DISWAY: Krisis Tertinggi
Awalnya saya benar-benar menyangka Jeffry itu Tionghoa –melihat wajah dan kegigihannya.
Jefry hanya tamat SMA di Manado –SMA Katolik Don Bosco. Lalu merantau ke Surabaya.
Ayahnya seorang tukang, terutama tukang cat. Ikut orang. Tidak mampu menyekolahkan Jeffry ke universitas.
Di Surabaya, Jeffry bekerja jadi penunggu toko buku di jalan KH Mas Mansyur. Hanya sebentar. Lalu jadi pegawai ekspedisi. Selama 4 tahun.

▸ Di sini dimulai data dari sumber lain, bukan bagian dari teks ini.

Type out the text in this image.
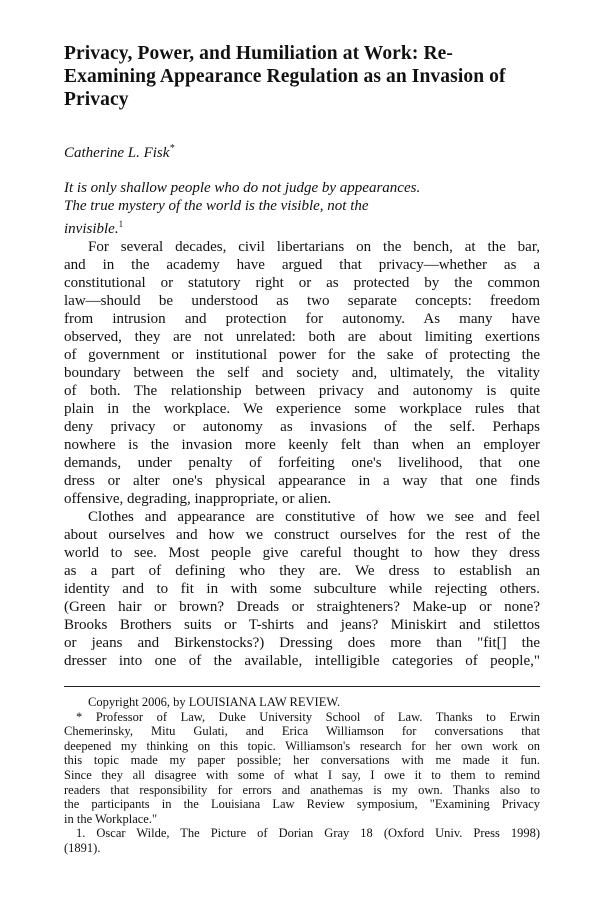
Privacy, Power, and Humiliation at Work: Re-
Examining Appearance Regulation as an Invasion of
Privacy
Catherine L. Fisk*
It is only shallow people who do not judge by appearances.
The true mystery of the world is the visible, not the
invisible.$^1$
For several decades, civil libertarians on the bench, at the bar,
and in the academy have argued that privacy—whether as a
constitutional or statutory right or as protected by the common
law—should be understood as two separate concepts: freedom
from intrusion and protection for autonomy. As many have
observed, they are not unrelated: both are about limiting exertions
of government or institutional power for the sake of protecting the
boundary between the self and society and, ultimately, the vitality
of both. The relationship between privacy and autonomy is quite
plain in the workplace. We experience some workplace rules that
deny privacy or autonomy as invasions of the self. Perhaps
nowhere is the invasion more keenly felt than when an employer
demands, under penalty of forfeiting one's livelihood, that one
dress or alter one's physical appearance in a way that one finds
offensive, degrading, inappropriate, or alien.
Clothes and appearance are constitutive of how we see and feel
about ourselves and how we construct ourselves for the rest of the
world to see. Most people give careful thought to how they dress
as a part of defining who they are. We dress to establish an
identity and to fit in with some subculture while rejecting others.
(Green hair or brown? Dreads or straighteners? Make-up or none?
Brooks Brothers suits or T-shirts and jeans? Miniskirt and stilettos
or jeans and Birkenstocks?) Dressing does more than "fit[] the
dresser into one of the available, intelligible categories of people,"
Copyright 2006, by LOUISIANA LAW REVIEW.
* Professor of Law, Duke University School of Law. Thanks to Erwin
Chemerinsky, Mitu Gulati, and Erica Williamson for conversations that
deepened my thinking on this topic. Williamson's research for her own work on
this topic made my paper possible; her conversations with me made it fun.
Since they all disagree with some of what I say, I owe it to them to remind
readers that responsibility for errors and anathemas is my own. Thanks also to
the participants in the Louisiana Law Review symposium, "Examining Privacy
in the Workplace."
1. Oscar Wilde, The Picture of Dorian Gray 18 (Oxford Univ. Press 1998)
(1891).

Dari situlah Jeffry mengetahui seluk beluk ekspedisi. Lalu ia bikin usaha ekspedisi sendiri kecil-kecilan. Khusus untuk jurusan Surabaya-Manado.
Usaha Jeffry berkembang. Ia bisa beli kapal kecil. Lalu beli lagi, beli lagi. Berkembang terus. Ia pernah punya 15 kapal.
Di Surabaya, Jeffry bertemu wanita Tionghoa asal Makassar. Itulah istrinya. Yang memberinya anak kembar –wanita semua (Lihat foto). Anak-anak itu kini terjun di perusahaan sang ayah. Memegang keuangannya.
“Semua kapal sudah saya jual. Saya konsentrasi di pabrik kelapa,” ujar Jeffry.
Karena itu Jeffry sangat khawatir akan krisis kontainer ini.
“Tolong Pak, bagaimana keadaan ini bisa mendapatkan jalan keluar,” ujarnya. Ia pun memberikan tabel kenaikan sewa kontainer yang begitu cepat.
“Kapan persoalan ini akan selesai?” tanya saya kepada Charles Menaro.
“Tidak ada yang tahu,” jawabnya.
Menurut Charles, sekarang ini, beberapa perusahaan pelayaran memang lagi memesan kapal. Tapi kan baru jadi akhir 2022. Berarti krisis ini bisa sampai 2024.
Semula, saya kira, krisis ini hanya akibat ketidakseimbangan antara ekspor dan impor. Terlalu banyak ekspor. Impornya sedikit. Akibatnya lebih banyak kontainer yang pergi daripada yang datang.
Problem seperti itu pernah terjadi di Tiongkok. Dua tahun lalu. Khusus jurusan Tiongkok–Amerika Serikat.